Ayanian and his colleagues report in the November/December Health Affairs that if teaching hospitals can maintain their quality of care while containing their costs, those institutions should continue to play a prominent role in providing care for common illnesses.

"People have accepted that teaching hospitals provide a high quality of care for rare diseases, but are less certain about their value in treating common diseases," says coauthor Arnold Epstein, professor and chair of health policy and management at Harvard School of Public Health and professor of medicine at HMS and BWH. "With costs running from 25 to 35 percent higher at teaching hospitals, the pressure's on to justify the expense."

The researchers examined the quality of care in teaching and nonteaching hospitals in four states, measuring both the specifics of patient treatment and the overall quality of care. They asked a group of experts to rate teaching and nonteaching hospitals, checking to see whether physicians took specific steps to treat 883 people with congestive heart failure and 884 with pneumonia. Forty-five percent of patients with congestive heart failure and 46 percent of those with pneumonia had been treated in teaching hospitals. In a second part of the study, a group of community physicians rated the overall quality of care.
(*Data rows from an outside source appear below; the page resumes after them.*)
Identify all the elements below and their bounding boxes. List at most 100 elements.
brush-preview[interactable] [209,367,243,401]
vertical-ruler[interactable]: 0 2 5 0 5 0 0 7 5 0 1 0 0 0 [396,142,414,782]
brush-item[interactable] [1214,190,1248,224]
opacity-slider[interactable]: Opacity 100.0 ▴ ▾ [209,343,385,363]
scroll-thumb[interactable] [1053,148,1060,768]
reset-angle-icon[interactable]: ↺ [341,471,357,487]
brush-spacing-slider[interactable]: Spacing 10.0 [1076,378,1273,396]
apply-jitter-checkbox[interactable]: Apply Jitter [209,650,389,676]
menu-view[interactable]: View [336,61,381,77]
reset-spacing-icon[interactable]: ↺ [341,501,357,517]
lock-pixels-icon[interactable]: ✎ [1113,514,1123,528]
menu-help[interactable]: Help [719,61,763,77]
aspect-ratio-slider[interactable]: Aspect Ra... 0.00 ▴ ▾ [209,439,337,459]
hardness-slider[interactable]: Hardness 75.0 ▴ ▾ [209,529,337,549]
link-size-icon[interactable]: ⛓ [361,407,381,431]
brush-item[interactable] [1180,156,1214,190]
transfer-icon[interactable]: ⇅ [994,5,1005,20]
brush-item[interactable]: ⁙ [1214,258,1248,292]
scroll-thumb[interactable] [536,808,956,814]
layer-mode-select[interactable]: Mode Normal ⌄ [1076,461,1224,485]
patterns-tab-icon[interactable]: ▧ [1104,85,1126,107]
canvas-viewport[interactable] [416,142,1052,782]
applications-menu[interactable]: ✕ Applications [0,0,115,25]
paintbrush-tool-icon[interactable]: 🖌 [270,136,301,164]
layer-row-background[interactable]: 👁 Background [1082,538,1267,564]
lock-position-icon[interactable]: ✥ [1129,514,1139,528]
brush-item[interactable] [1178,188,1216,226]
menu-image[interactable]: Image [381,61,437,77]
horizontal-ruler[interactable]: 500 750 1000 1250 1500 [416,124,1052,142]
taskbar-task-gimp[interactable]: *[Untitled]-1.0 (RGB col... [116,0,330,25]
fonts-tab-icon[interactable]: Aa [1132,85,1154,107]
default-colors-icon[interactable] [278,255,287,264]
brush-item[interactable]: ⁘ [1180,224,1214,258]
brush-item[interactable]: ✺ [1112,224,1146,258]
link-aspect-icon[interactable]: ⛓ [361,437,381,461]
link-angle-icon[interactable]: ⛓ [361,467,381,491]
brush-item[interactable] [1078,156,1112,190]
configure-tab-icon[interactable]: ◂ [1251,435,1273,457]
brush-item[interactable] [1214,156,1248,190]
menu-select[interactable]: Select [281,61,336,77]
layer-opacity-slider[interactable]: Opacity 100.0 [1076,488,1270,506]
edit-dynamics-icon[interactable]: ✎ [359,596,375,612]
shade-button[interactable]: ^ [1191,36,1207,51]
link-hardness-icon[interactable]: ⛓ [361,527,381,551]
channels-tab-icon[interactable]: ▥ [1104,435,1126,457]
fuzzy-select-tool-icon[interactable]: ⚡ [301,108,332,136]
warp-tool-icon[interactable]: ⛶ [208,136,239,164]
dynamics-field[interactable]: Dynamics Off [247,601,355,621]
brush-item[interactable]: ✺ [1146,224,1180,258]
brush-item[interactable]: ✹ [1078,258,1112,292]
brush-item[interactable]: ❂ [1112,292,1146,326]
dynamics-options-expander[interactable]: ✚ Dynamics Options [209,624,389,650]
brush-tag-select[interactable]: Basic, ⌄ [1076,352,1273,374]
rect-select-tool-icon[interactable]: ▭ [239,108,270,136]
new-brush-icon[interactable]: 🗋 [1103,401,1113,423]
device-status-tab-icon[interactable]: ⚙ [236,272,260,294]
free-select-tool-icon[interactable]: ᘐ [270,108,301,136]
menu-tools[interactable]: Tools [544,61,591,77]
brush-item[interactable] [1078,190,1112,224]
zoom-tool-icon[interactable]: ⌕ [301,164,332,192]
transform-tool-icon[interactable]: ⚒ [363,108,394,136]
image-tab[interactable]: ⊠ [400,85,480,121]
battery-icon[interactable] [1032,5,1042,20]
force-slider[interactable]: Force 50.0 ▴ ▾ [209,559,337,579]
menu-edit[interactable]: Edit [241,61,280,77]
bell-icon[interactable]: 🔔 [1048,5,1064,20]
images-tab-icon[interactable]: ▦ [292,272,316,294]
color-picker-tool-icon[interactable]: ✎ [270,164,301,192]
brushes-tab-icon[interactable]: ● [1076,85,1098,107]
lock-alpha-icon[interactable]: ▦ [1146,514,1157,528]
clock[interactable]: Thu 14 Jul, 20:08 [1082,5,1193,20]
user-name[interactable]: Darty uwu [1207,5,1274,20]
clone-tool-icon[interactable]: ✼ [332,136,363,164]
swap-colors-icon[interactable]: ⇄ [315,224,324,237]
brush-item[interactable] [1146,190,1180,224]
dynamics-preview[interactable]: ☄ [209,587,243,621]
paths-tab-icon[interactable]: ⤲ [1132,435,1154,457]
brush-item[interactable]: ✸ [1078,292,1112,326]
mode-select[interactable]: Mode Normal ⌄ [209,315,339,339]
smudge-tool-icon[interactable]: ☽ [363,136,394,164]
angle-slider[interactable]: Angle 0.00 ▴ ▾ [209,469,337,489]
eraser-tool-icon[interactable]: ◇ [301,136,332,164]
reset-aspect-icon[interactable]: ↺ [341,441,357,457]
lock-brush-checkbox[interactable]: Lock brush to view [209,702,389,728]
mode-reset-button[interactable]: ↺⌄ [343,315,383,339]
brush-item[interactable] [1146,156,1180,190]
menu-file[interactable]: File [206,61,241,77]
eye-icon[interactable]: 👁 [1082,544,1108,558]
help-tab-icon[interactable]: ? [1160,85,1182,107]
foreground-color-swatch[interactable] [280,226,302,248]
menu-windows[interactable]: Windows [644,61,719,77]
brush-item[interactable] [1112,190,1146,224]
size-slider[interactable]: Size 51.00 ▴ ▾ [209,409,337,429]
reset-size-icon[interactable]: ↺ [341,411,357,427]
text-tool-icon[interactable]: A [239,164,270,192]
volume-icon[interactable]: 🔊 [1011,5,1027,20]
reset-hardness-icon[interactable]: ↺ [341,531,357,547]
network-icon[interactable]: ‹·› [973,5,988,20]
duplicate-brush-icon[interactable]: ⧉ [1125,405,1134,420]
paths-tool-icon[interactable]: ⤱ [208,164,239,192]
The data came from the charts of Medicare patients in Massachusetts, New York, Pennsylvania, and Illinois from September 1991 through August 1992.

In the first part of the study, the researchers found that physicians in teaching hospitals met basic standards such as lung exams and measurements of potassium and creatinine levels more regularly than did those in nonteaching hospitals.

However, the report notes that physicians at both kinds of hospitals failed to prescribe ACE inhibitors for half of the patients with congestive heart failure and were slow to administer antibiotics to pneumonia patients. "There's an important need for almost all hospitals to improve their use of effective therapies," says Ayanian.

In the second part of the study, the community physicians read the charts of the patients and rated their perception of the overall quality of care. They found that for both diseases, around 65 percent of patients in teaching hospitals received care rated as "good to excellent" while only about 35 percent of patients in nonteaching hospitals scored that high.

Part of the discrepancy in the quality of care may be due to teaching hospitals having both intern and resident physicians, which means that more physicians are available for each patient, says Ayanian.

Some of the value of teaching hospitals extends beyond the cost of patient care, says Epstein. "Important points are that teaching hospitals tend to care for underserved populations and to produce new knowledge."

Comparing the quality of treatment for the two common diseases adds another dimension to the current debate over the value of teaching hospitals within the changing national health care system, says Epstein, who hopes that this study will help guide policymakers.